Reinforcement Learning based Autonomous Multi-Rotor Landing on Moving Platforms

Multi-rotor UAVs suffer from a restricted range and flight duration due to limited battery capacity. Autonomous landing on a 2D moving platform offers the possibility to replenish batteries and offload data, thus increasing the utility of the vehicle. Classical approaches rely on accurate, complex and difficult-to-derive models of the vehicle and the environment. Reinforcement learning (RL) provides an attractive alternative due to its ability to learn a suitable control policy exclusively from data during a training procedure. However, current methods require several hours to train, have limited success rates and depend on hyperparameters that need to be tuned by trial-and-error. We address all these issues in this work. First, we decompose the landing procedure into a sequence of simpler, but similar learning tasks. This is enabled by applying two instances of the same RL based controller trained for 1D motion for controlling the multi-rotor's movement in both the longitudinal and the lateral direction. Second, we introduce a powerful state space discretization technique that is based on i) kinematic modeling of the moving platform to derive information about the state space topology and ii) structuring the training as a sequential curriculum using transfer learning. Third, we leverage the kinematics model of the moving platform to also derive interpretable hyperparameters for the training process that ensure sufficient maneuverability of the multi-rotor vehicle. The training is performed using the tabular RL method Double Q-Learning. Through extensive simulations we show that the presented method significantly increases the rate of successful landings, while requiring less training time compared to other deep RL approaches. Finally, we deploy and demonstrate our algorithm on real hardware. For all evaluation scenarios we provide statistics on the agent's performance.

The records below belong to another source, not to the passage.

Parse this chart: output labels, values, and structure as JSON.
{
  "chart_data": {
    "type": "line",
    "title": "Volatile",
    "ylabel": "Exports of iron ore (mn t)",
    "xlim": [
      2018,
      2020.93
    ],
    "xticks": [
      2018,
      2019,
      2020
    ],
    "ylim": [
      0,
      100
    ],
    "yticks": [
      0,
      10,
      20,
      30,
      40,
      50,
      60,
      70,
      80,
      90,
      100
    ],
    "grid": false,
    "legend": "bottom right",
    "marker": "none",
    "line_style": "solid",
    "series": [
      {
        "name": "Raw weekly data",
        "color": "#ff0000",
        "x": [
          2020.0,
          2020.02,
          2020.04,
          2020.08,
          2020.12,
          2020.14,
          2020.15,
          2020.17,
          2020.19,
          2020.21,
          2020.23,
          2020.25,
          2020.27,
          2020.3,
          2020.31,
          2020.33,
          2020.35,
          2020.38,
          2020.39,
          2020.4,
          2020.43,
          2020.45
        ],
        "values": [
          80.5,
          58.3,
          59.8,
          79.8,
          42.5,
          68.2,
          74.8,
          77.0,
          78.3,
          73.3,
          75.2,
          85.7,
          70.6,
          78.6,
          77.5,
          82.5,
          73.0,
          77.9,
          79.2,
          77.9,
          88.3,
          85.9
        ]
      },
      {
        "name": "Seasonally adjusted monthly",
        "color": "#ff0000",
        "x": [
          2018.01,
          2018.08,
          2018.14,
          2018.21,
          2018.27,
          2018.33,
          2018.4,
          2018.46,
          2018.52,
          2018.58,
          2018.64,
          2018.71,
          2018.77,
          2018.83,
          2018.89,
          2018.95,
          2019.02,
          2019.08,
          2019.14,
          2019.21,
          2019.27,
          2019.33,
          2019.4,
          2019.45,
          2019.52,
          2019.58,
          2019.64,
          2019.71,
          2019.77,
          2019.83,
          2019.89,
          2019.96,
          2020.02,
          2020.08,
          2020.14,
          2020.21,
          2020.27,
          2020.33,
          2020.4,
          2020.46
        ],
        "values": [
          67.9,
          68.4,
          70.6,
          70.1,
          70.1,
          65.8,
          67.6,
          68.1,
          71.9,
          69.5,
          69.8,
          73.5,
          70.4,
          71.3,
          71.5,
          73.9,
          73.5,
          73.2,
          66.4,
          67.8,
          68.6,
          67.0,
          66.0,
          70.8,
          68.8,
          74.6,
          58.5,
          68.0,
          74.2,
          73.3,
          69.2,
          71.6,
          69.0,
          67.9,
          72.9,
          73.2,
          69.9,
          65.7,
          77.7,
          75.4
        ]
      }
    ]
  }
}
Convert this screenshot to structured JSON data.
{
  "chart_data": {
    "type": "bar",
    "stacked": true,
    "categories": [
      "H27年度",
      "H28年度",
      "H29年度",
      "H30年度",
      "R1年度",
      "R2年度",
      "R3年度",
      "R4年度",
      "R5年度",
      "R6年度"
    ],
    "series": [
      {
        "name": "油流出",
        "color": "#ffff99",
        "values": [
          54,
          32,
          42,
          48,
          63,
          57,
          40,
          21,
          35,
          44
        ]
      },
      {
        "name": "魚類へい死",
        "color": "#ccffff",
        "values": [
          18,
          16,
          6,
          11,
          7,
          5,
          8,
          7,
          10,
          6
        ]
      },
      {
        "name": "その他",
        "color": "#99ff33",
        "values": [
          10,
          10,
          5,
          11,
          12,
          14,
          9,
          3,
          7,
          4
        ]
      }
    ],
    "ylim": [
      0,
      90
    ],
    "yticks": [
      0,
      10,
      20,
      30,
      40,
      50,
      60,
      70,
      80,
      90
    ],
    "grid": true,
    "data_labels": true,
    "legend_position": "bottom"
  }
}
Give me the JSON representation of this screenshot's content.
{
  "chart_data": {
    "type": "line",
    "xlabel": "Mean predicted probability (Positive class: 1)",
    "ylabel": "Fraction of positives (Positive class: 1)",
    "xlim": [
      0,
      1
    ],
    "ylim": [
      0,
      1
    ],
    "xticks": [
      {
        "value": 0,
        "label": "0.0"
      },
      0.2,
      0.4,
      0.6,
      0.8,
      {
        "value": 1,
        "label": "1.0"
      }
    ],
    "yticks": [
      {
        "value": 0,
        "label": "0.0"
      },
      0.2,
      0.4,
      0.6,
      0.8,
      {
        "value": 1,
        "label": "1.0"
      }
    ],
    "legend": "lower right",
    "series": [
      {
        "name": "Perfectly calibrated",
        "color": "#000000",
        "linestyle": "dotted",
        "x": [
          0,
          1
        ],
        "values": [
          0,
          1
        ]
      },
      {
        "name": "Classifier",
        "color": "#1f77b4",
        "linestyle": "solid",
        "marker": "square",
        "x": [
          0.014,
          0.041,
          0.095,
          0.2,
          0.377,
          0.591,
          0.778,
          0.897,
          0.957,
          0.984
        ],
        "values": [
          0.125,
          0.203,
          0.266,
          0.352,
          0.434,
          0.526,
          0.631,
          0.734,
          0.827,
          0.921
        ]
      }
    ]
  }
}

翻译：多旋翼无人机因电池容量受限，存在航程和飞行时间不足的问题。在二维移动平台上自主降落为其提供电池充电与数据卸载的可能性，从而提升无人机实用性。传统方法依赖于精确、复杂且难以推导的无人机与环境模型。强化学习（RL）因其能够在训练过程中仅从数据中学习合适的控制策略而成为一种有吸引力的替代方案。然而，现有方法需要数小时训练、成功率有限，且依赖需通过试错调整的超参数。本文针对这些问题展开研究。首先，我们将降落过程分解为一系列更简单但相似的子学习任务，通过应用同一基于强化学习的控制器在两个实例中分别控制无人机纵向与横向的一维运动来实现。其次，我们提出一种强大的状态空间离散化技术：基于移动平台运动学模型推导状态空间拓扑结构，并利用迁移学习将训练组织为序列课程。第三，我们利用移动平台运动学模型推导出具有可解释性的训练超参数，确保多旋翼无人机的充分机动性。训练采用表格强化学习方法Double Q-Learning。通过大量仿真实验证明，与其他深度强化学习方法相比，本方法在显著缩短训练时间的同时，有效提高了成功着陆率。最后，我们在实际硬件上部署并验证了该算法。对所有评估场景均提供了智能体性能的统计结果。